Je me tenais sur mes gardes. Mon compagnon ne s’était pas trompé. J’entendais à présent de manière distincte des bruits de pas sur le gravier. Quelques secondes plus tard, une silhouette corpulente se dressa dans l’allée. L’individu, sans aucun doute l’un des gardiens, patrouillait, une lampe à acétylène à la main. Derrière lui se découpaient dans l’obscurité les colonnes et le fronton de pierres blanches de la chapelle anglicane.

L’homme s’arrêtait régulièrement et promenait sa lanterne au-dessus des alignements de tombes qui bordaient chaque côté du chemin. Parvenu à notre hauteur, le faisceau lumineux éclaira la statue d’un angelot en prière, à quelques pas de moi, et glissa vers l’obélisque derrière lequel je me tenais, les sens en alerte.

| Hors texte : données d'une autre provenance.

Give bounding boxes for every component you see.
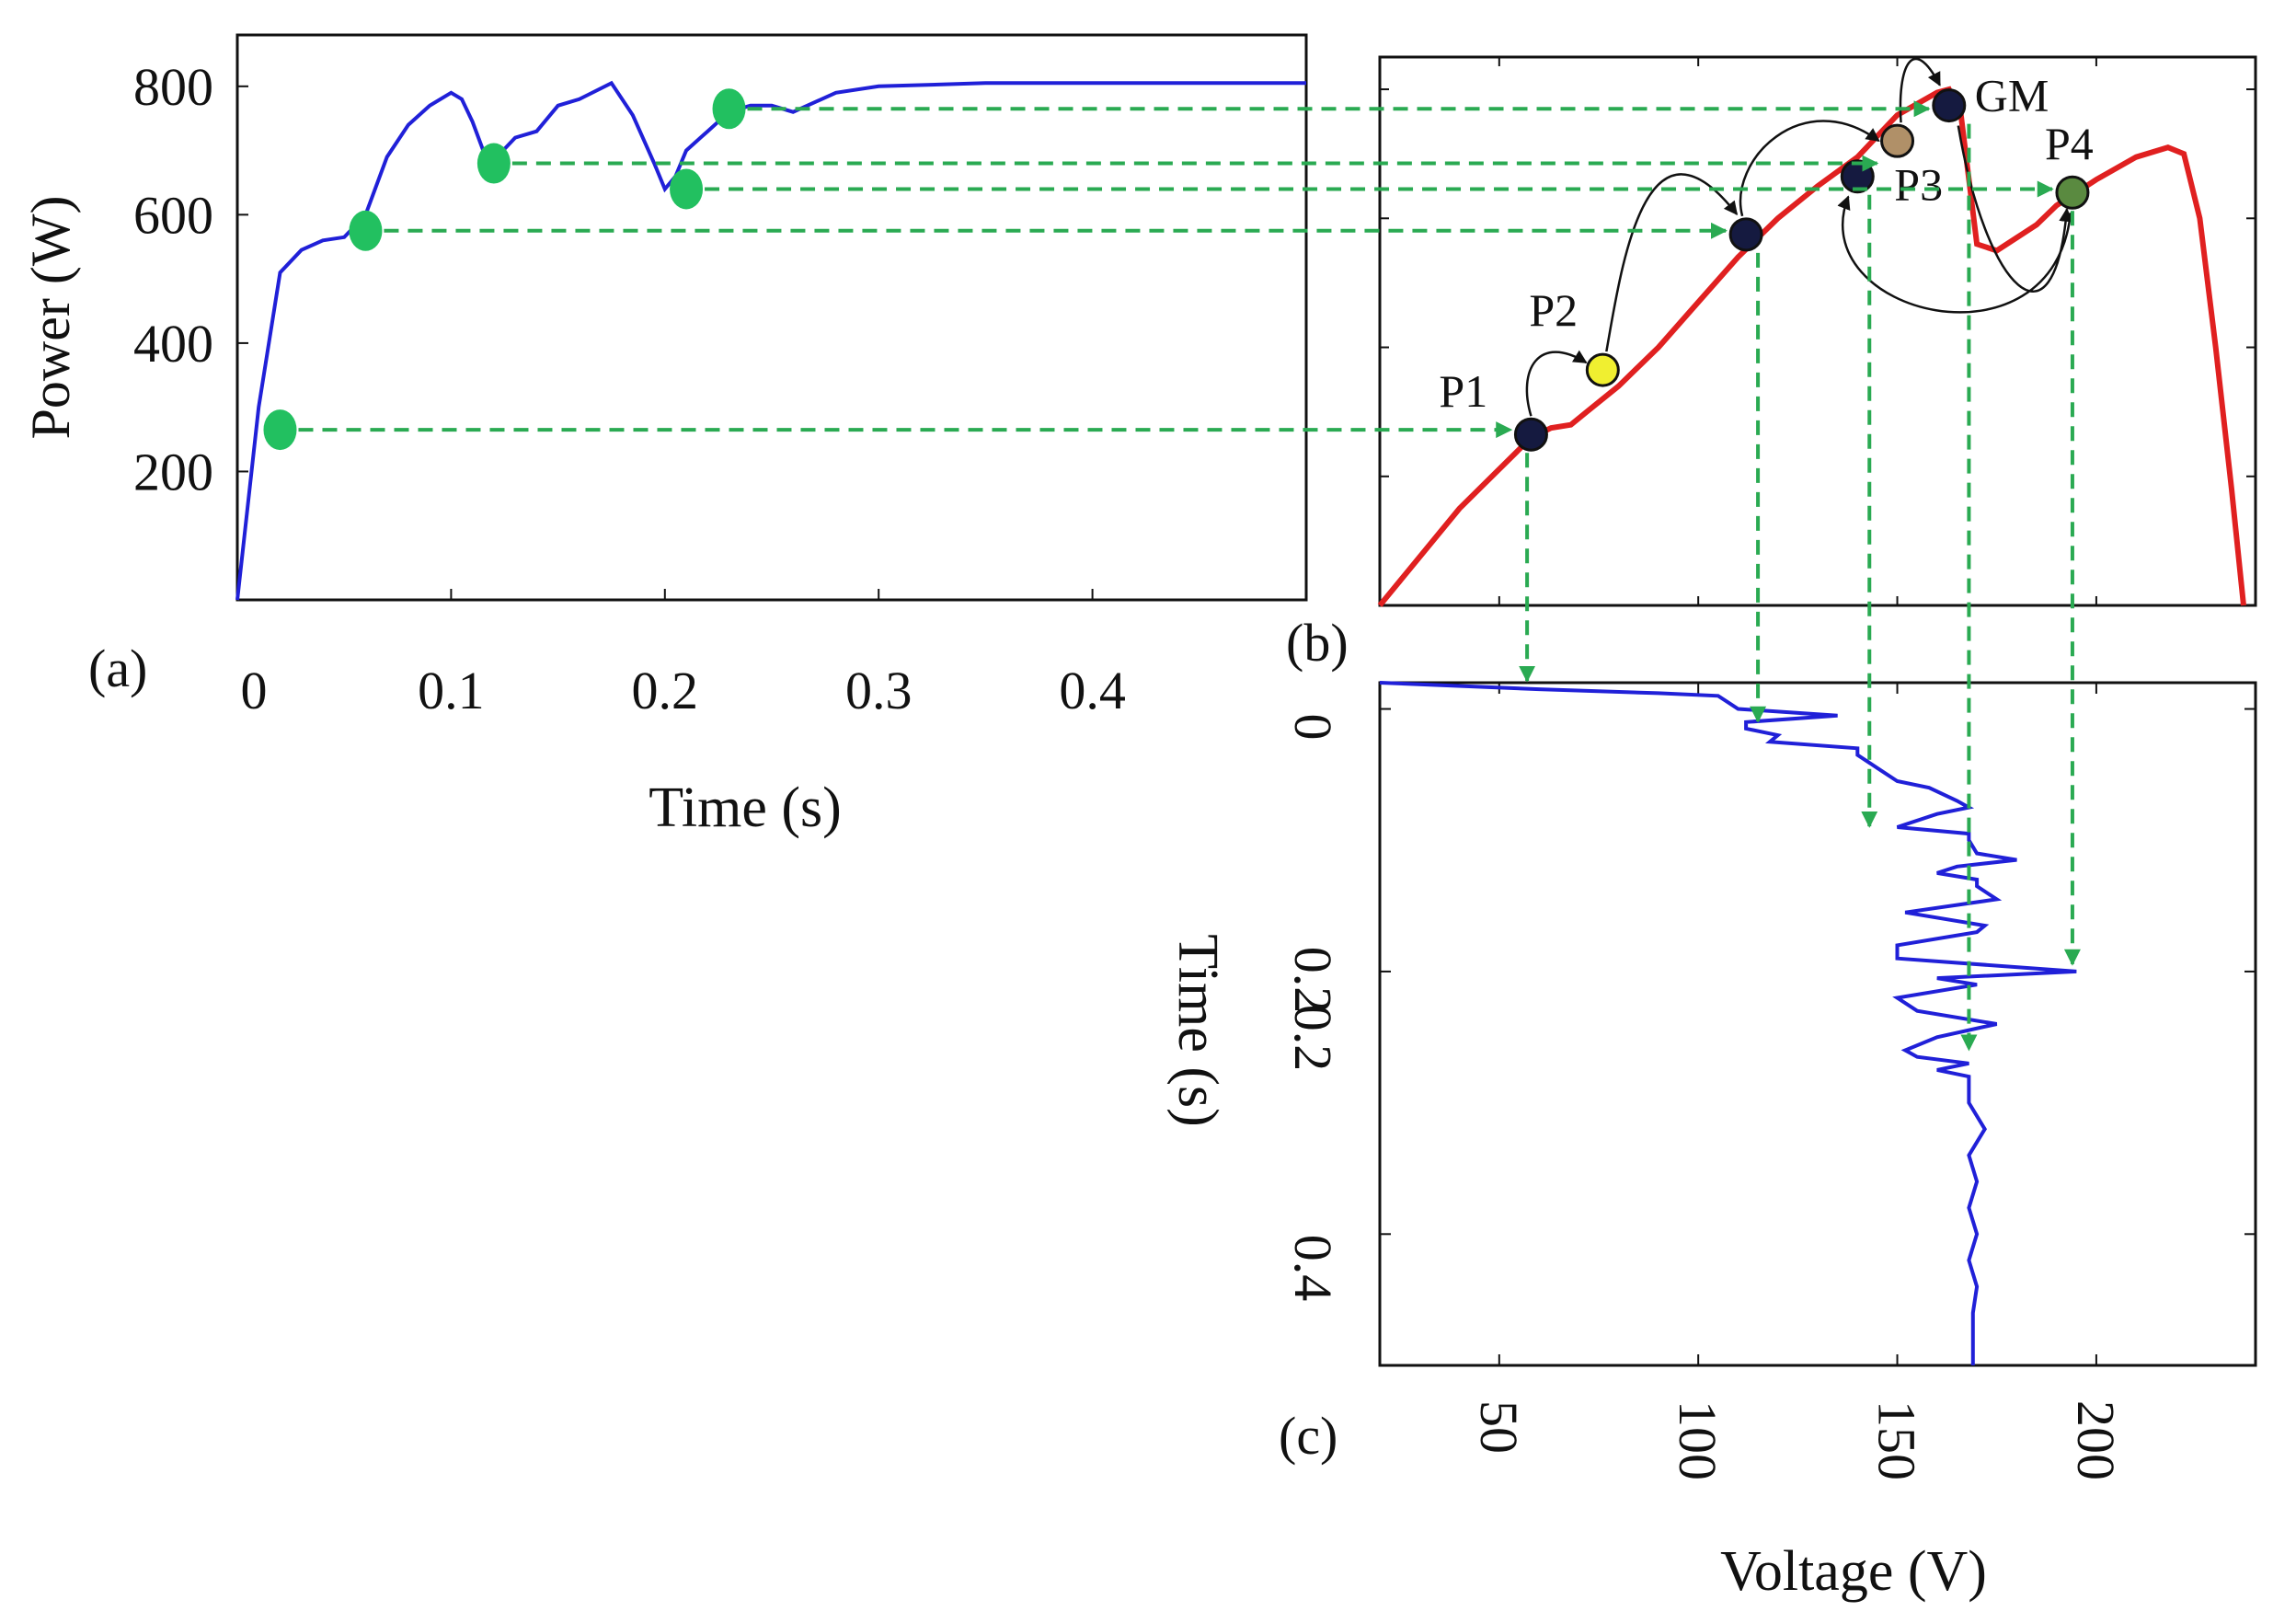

De crainte d’être repéré, je m’aplatis contre la terre humide. À cet instant, je sentis glisser contre ma cheville une boule de chairs, qui couina atrocement lorsque, par répulsion, je tentai de la repousser avec mon soulier. La sensation était si désagréable qu’instinctivement je me redressai sur la pointe des pieds. Par malheur, dans la manœuvre, je cognai la tête contre une des urnes en argile qui reposaient en équilibre précaire aux quatre coins de la base de l’obélisque, et celle-ci chût en se fracassant sur le sol.

Je retins mon souffle. L’homme avait forcément entendu. Aussitôt, les pas se rapprochèrent de l’endroit où j’étais posté, et il s’en serait fallu de peu que la lumière de la lanterne ne révélât ma présence si, me laissant tomber de nouveau sur le sol, je n’avais pas rampé en direction d’un autre monument, en forme de gigantesque vasque, au pied duquel je me couchai en retenant mon souffle.

À quinze pas de moi, non loin de l’endroit où je me tenais quelques instants auparavant, le faisceau de la lanterne éclaira un énorme mulot qui détala entre les jambes du gardien.

— Saleté de bestiole ! gronda l’individu en tentant de suivre des yeux la course de l’animal. On va t’envoyer la facture pour tous les vases que toi et tes copains avez bousillés !

L’homme recula et reprit sa ronde, tournant le dos à la chapelle.

Malgré la fraîcheur de l’air, mon visage perlait de sueur. Après m’être assuré que l’individu ne faisait pas demi-tour, je me soulevai péniblement sur un coude, puis je migrai à quatre pattes vers un petit carré de terre de manière à recouvrer mes esprits.

L’émotion m’avait anéanti. Il me tardait à présent de fuir cet endroit sinistre.

— Eh bien ! On peut dire que nous l’avons échappé belle ! ricana James en me rejoignant à pas de loup. Encore une chance que je portais les outils. Tu aurais été capable de sonner le tocsin en te prenant les pieds dedans.

— Je crois que c’est peine perdue, Jim. Mieux vaut revenir en plein jour pour localiser la tombe de Bolton.

— Pas si sûr qu’il faille remettre ça. Regarde !

S’étant assuré que le gardien avait disparu tout au bout de l’allée, James appuya sur le commutateur de la lampe torche.

Je jetai un œil sur l’endroit qu’éclairait le faisceau, l’un des deux tombeaux près desquels j’étais assis, d’un style sans fioritures, constitué d’une grande dalle noire et d’une stèle où était inscrite en lettres d’argent, au-dessus d’un petit portrait ovale serti dans la pierre, la mention suivante :

MARCUS BOLTON

1909-1936.

Au milieu d’une gerbe de fleurs séchées, un cadre en métal abritait une seconde photographie du défunt, représentant le même jeune homme joyeux, les cheveux courts et gominés.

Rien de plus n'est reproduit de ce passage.